Para a marinha, um orçamento desse tamanho abre espaço para mais submarinos, aeronaves de patrulha marítima e outros combatentes de superfície. Dentro dessa mudança mais ampla - de uma força voltada sobretudo à segurança interna para uma que consiga proteger rotas marítimas e recursos offshore com credibilidade - os novos OPVs se tornam peças importantes.

"A mudança de defesa costeira para uma segurança marítima mais ampla é gradual, mas novas plataformas como a classe Rajah Sulayman são os blocos de construção."

Termos-chave: OPV, fragata e sonar rebocado

Para quem quer situar esses navios na escala de poder naval, algumas definições são úteis.

Um navio de patrulha oceânica (OPV) costuma ser menor e menos armado do que uma fragata ou um destróier. O foco é autonomia e permanência no mar, não combate de alta intensidade. Dá para pensar nele como um “cavalo de batalha” do cotidiano: ideal para patrulhar, fazer abordagens e lidar com confrontos de baixa intensidade, mas não para trocar salvas de mísseis numa guerra em grande escala.

Uma fragata, por sua vez, normalmente leva mísseis antinavio, mísseis superfície-ar, sonar mais avançado e, às vezes, helicópteros antissubmarino. Com frequência, ela forma a espinha dorsal da força de superfície de uma marinha.

Um sistema de sonar rebocado (TASS) é um cabo longo com hidrofones, arrastado atrás do navio.
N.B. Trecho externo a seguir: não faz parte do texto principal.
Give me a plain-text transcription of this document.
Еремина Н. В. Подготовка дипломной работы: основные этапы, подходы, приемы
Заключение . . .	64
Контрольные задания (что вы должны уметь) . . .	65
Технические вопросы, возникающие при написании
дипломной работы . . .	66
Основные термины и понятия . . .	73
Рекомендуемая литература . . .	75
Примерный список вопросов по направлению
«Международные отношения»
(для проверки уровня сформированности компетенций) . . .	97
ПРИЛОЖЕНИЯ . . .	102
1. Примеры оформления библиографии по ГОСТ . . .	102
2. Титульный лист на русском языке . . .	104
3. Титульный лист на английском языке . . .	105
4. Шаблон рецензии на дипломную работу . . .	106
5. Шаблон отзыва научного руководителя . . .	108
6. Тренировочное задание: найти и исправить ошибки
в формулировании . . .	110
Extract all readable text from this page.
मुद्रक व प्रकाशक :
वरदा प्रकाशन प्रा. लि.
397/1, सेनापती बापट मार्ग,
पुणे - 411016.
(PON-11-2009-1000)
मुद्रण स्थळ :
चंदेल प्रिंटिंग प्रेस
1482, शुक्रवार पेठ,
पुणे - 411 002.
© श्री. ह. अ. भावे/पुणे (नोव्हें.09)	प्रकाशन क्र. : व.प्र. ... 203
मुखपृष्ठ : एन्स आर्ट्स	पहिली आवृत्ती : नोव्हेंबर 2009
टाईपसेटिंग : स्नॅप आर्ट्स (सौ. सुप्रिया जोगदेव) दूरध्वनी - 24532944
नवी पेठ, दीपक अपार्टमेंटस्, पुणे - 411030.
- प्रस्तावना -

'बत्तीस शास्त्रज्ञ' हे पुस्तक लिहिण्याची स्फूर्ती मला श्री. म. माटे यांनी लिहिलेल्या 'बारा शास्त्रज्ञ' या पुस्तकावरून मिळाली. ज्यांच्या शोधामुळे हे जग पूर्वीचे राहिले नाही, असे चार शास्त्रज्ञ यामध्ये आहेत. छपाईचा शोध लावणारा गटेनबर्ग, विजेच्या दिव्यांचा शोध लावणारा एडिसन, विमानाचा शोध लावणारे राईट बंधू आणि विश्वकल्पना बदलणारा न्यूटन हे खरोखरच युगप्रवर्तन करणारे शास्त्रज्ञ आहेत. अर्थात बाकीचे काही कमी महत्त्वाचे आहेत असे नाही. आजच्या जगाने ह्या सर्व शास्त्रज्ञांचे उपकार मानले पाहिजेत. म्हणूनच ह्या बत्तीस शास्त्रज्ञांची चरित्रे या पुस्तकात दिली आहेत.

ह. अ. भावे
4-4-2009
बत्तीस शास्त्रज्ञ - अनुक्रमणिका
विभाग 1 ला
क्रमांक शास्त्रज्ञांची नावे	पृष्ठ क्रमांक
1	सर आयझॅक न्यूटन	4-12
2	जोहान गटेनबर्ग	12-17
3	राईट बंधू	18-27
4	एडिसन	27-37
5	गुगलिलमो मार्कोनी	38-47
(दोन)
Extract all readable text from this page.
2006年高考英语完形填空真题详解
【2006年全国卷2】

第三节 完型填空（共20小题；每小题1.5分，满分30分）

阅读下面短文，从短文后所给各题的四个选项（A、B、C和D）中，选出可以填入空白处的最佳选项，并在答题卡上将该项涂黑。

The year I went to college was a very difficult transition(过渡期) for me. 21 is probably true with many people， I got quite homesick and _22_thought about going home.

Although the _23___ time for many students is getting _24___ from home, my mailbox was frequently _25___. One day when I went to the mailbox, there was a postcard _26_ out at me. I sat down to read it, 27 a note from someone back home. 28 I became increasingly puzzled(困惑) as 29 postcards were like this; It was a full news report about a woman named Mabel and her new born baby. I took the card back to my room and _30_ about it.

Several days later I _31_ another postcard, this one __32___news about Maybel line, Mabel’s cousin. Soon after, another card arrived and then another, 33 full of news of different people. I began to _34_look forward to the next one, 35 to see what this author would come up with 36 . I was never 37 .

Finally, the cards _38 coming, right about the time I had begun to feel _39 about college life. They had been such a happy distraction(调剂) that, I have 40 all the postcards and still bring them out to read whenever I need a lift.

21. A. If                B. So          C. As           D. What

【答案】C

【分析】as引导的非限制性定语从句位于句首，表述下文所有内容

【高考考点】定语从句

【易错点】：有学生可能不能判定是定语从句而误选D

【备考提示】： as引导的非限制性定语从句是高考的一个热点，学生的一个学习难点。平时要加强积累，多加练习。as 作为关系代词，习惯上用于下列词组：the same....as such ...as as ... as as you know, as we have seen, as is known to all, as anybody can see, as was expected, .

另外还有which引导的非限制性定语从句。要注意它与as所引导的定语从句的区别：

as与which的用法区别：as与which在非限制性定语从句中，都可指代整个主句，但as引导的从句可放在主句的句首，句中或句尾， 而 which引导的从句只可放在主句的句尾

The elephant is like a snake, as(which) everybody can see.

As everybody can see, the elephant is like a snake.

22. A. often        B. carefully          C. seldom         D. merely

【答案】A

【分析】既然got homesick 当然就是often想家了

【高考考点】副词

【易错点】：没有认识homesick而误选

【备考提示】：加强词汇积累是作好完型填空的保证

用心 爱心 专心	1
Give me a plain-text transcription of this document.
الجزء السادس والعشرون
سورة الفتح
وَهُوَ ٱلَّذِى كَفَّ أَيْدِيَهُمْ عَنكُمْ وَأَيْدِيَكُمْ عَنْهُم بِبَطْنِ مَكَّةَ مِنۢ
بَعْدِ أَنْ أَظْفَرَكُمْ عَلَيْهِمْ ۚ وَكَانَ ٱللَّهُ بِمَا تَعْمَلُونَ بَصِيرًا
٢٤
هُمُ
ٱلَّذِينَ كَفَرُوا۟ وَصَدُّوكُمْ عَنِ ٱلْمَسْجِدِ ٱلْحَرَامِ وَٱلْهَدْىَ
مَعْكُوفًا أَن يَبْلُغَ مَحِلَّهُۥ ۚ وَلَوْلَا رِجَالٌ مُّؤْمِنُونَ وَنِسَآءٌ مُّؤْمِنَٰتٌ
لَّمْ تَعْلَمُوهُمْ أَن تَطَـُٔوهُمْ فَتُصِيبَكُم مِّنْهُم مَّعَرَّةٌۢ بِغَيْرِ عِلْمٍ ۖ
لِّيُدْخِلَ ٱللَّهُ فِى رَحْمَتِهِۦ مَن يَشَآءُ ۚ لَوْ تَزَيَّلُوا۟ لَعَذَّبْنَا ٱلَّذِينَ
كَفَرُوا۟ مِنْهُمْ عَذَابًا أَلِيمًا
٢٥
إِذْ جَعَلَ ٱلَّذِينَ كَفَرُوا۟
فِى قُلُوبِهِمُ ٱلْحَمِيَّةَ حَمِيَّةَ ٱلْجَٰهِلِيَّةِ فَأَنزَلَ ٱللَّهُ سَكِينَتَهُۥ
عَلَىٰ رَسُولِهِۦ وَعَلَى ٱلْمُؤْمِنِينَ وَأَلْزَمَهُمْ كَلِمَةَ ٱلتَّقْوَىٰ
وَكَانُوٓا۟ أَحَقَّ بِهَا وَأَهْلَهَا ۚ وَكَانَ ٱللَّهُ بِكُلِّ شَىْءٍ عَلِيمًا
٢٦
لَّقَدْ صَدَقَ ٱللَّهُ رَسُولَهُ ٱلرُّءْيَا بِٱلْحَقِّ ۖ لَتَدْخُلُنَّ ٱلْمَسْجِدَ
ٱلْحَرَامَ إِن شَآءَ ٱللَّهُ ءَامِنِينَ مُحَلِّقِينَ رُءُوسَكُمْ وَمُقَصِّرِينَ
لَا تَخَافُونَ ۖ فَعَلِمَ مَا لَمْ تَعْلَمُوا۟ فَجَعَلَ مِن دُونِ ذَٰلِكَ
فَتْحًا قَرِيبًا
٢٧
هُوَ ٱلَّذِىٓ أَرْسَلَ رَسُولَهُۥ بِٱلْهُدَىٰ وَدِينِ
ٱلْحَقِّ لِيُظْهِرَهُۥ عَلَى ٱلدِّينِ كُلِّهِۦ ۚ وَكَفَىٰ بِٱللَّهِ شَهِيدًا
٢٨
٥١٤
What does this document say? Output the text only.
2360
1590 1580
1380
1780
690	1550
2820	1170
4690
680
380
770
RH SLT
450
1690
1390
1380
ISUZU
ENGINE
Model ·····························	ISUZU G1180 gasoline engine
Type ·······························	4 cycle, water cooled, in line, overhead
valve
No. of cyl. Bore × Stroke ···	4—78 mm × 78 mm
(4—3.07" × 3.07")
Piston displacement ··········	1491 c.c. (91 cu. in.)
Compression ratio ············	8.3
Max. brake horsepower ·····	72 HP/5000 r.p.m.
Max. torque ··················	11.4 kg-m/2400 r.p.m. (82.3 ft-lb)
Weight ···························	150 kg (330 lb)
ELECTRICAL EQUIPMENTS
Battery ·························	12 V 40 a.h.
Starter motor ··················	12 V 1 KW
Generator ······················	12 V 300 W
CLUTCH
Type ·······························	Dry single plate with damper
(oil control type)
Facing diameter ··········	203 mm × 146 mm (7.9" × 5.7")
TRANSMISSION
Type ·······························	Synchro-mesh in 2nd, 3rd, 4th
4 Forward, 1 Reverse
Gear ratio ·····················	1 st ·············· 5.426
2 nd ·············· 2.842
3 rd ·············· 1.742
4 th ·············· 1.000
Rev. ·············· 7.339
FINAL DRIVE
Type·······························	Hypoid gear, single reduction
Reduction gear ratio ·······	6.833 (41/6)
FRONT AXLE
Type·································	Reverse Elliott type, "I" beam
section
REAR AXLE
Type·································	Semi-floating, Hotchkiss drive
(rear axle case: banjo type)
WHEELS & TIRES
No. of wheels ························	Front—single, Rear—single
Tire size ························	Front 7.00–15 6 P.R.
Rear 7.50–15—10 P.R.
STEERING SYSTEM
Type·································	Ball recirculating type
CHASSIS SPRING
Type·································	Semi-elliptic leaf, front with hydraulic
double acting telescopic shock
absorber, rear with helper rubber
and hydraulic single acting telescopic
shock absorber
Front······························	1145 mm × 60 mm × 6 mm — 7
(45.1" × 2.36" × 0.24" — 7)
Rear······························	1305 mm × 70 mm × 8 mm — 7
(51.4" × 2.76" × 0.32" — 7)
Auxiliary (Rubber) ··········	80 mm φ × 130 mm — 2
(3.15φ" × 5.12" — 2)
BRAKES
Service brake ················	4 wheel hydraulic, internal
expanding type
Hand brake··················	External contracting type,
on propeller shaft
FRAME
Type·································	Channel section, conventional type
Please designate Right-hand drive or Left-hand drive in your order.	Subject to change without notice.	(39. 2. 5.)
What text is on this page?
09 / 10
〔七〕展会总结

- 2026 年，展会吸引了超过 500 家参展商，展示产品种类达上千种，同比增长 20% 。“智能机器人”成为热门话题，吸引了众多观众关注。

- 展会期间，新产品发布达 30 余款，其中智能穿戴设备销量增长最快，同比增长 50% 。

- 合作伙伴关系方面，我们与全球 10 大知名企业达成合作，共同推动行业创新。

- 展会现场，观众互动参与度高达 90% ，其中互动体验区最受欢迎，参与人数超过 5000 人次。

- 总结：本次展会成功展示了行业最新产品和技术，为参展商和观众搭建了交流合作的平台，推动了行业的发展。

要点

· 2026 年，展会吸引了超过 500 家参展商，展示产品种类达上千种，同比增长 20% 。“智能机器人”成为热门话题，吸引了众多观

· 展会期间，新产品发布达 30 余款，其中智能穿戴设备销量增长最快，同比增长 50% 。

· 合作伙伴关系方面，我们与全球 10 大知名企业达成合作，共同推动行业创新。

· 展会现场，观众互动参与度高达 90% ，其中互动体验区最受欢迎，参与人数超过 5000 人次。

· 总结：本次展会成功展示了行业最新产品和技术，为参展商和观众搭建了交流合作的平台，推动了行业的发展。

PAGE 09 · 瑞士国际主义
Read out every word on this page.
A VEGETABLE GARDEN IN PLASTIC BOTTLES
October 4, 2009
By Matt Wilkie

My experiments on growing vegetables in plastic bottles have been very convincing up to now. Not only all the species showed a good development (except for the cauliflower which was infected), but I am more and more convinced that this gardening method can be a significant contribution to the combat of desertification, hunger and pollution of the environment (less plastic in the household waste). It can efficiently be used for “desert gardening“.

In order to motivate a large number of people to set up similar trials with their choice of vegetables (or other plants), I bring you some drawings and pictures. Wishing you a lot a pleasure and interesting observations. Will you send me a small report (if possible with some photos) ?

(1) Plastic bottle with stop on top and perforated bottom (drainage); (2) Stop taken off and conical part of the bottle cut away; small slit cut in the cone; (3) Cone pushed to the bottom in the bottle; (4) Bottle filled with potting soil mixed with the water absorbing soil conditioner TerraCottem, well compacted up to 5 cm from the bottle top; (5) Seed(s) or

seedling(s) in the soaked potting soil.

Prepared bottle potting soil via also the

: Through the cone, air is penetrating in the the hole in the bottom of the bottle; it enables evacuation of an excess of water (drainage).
Ao ficar mais distante do ruído gerado pela própria embarcação, o conjunto consegue captar sons fracos de submarinos a longas distâncias. Para um país como as Filipinas, situado próximo a rotas submarinas movimentadas, isso pode render inteligência útil sobre quem pode estar operando nas proximidades.

Cenários em que os novos OPVs podem fazer diferença

Num impasse típico no Mar do Sul da China, uma embarcação da guarda costeira ou da marinha filipina pode ser acompanhada de perto por navios chineses maiores. Com a classe Rajah Sulayman, Manila passa a contar com navios suficientemente grandes para “se impor” fisicamente, ao mesmo tempo em que podem ser apresentados como ativos de patrulha - e não como plataformas de ataque ostensivo.

Na temporada de tufões, esses OPVs também podem funcionar como postos de comando móveis: transportando ajuda humanitária, retirando civis de comunidades insulares e fornecendo energia, água potável e suporte de comunicações a cidades costeiras atingidas.

Ainda assim, permanecem riscos. Operar navios mais complexos exige manutenção superior, treinamento e uma cadeia logística mais robusta. Se o financiamento para peças de reposição ou para a formação de tripulações não acompanhar o ritmo das aquisições, parte da capacidade pode acabar parada no cais. Equilibrar compras de prestígio com sustentação no longo prazo será um dos testes silenciosos do esforço de modernização de Manila.

No conjunto, porém, o primeiro OPV vindo da Coreia do Sul e a frota mais ampla de embarcações que se aproximam indicam uma mudança nítida. Em vez de apenas manter cascos antigos funcionando, as Filipinas tentam moldar uma marinha capaz de permanecer mais tempo no mar, enxergar mais longe e responder com mais confiança quando for desafiada.